Você acha que o mercado de comidas saudáveis está crescendo em Artur Nogueira? Sim, temos como bons exemplos a Vegg Vita e a Cheiro Verde. E isso é geral, no Brasil e no mundo. As pessoas estão vendo que isso é uma questão da saúde. Mais de 95% dos casos de diabetes no mundo são causados por causa da carne, não por causa do açúcar. A gordura da carne não se dilui, fica presa no organismo e causa diabetes. Isso sem falar no câncer, que não há nem o que se discutir.

Quais os seus planos na área da gastronomia para os próximos anos? Eu quero fazer a consultoria dar certo, porque é onde terei a chance de crescer. E quero também ter food-trucks espalhados por aí. Eu cozinho há muito tempo, faço comidas boas, mas o que eu gosto mesmo é sanduíche. E vou fazer tudo vegano, com carne de jaca e uns negócios diferentes. Eu amo carne. Me tornei vegetariano há pouco tempo, porque eu ia na casa das pessoas ensinar comida vegano-vital, mas eu mesmo não era, e isso me deixava constrangido. Então ou eu largava esse ramo ou virava vegano-vital. Mas não tem jeito, eu sou o meu produto, eu vendo meu produto. Como eu ia vender saúde para as pessoas sendo gordo e comendo carne? E o projeto é um dia ter uma rede food-trucks. Vou começar aqui em Artur e depois espalhar.

Você acha que a gastronomia hoje é muito romantizada pelas pessoas? Sim, eu penso que há muito modismo nesse meio. Como hoje cozinhar virou moda, eu até me assustei quando voltei ao Brasil. Todo mundo hoje quer estudar gastronomia. Mas por que querem estudar gastronomia? O pessoal hoje fica desempregado e pensa logo em cozinhar, vender marmitex, ter um trailer e vender sanduíche. Acho que isso desvaloriza quem realmente estudou para isso. Eu não curto Masterchef e programas parecidos. As pessoas não sabem o que é estar dentro de um restaurante, o estresse. É um inferno. Um inferno. Muita pressão. É preciso muito domínio próprio. Como eu digo, a cozinha é um dos lugares mais perigosos do mundo. É pressão, gritaria, xingamentos e todo mundo com uma faca. E lá na Alemanha foi bem pesado o trabalho. A gente atendia muita gente, muito turista todo dia. Então hoje eu nem quero mais trabalhar numa cozinha desse jeito. Eu cansei, foi muito estresse. Por isso que a consultoria é o negócio perfeito para mim. Bem mais tranquilo. Vou na casa da pessoa e ensino a cozinhar.

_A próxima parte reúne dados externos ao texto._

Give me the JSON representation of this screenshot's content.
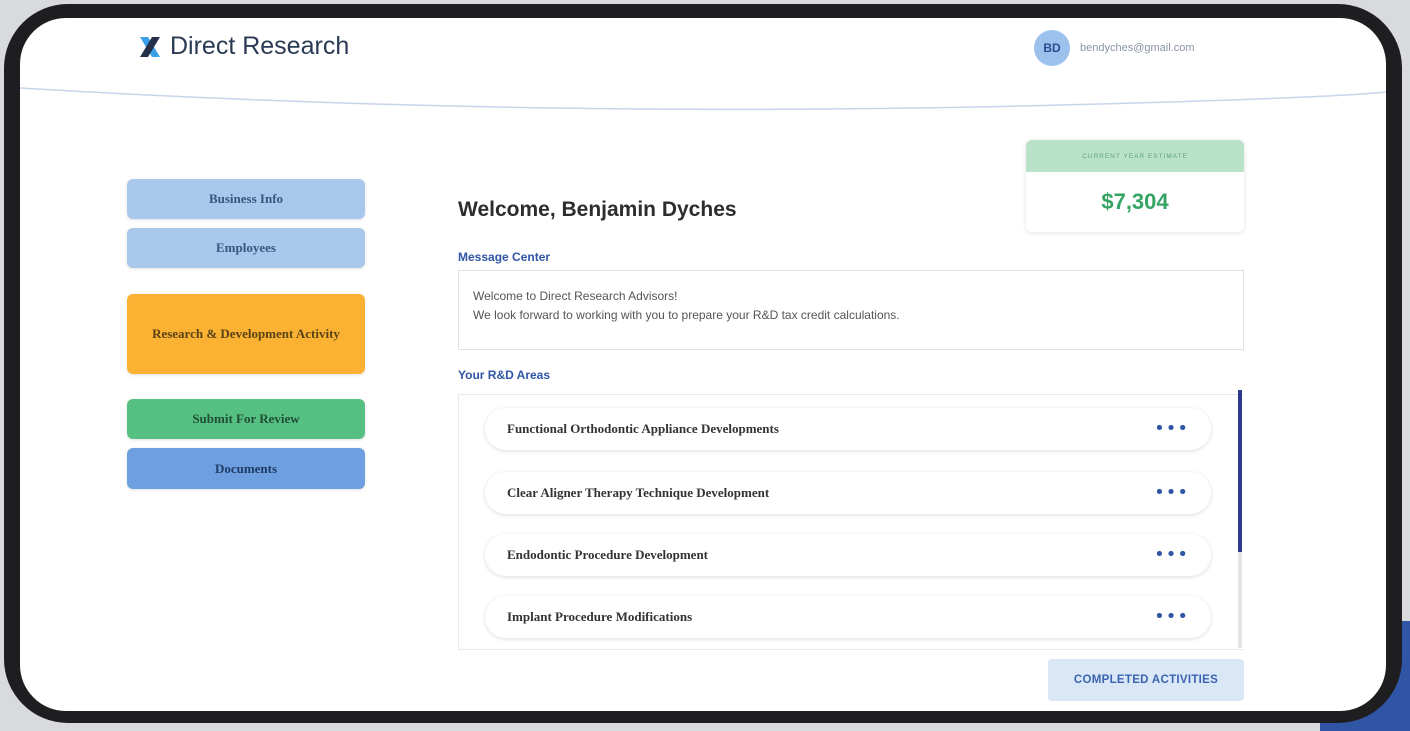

“A gordura da carne não se dilui, fica presa no organismo e causa diabetes”


Que conselho você daria para alguém que está querendo estudar gastronomia? Pense muito bem antes, pois você não tem ideia de onde está se metendo. Não é um mar de rosas. Eu ficava 15, 16 horas todos os dias no restaurante. É pressão do começo ao fim. Hoje o cara acha que tem o jogo de faca e é um chef. Não é assim.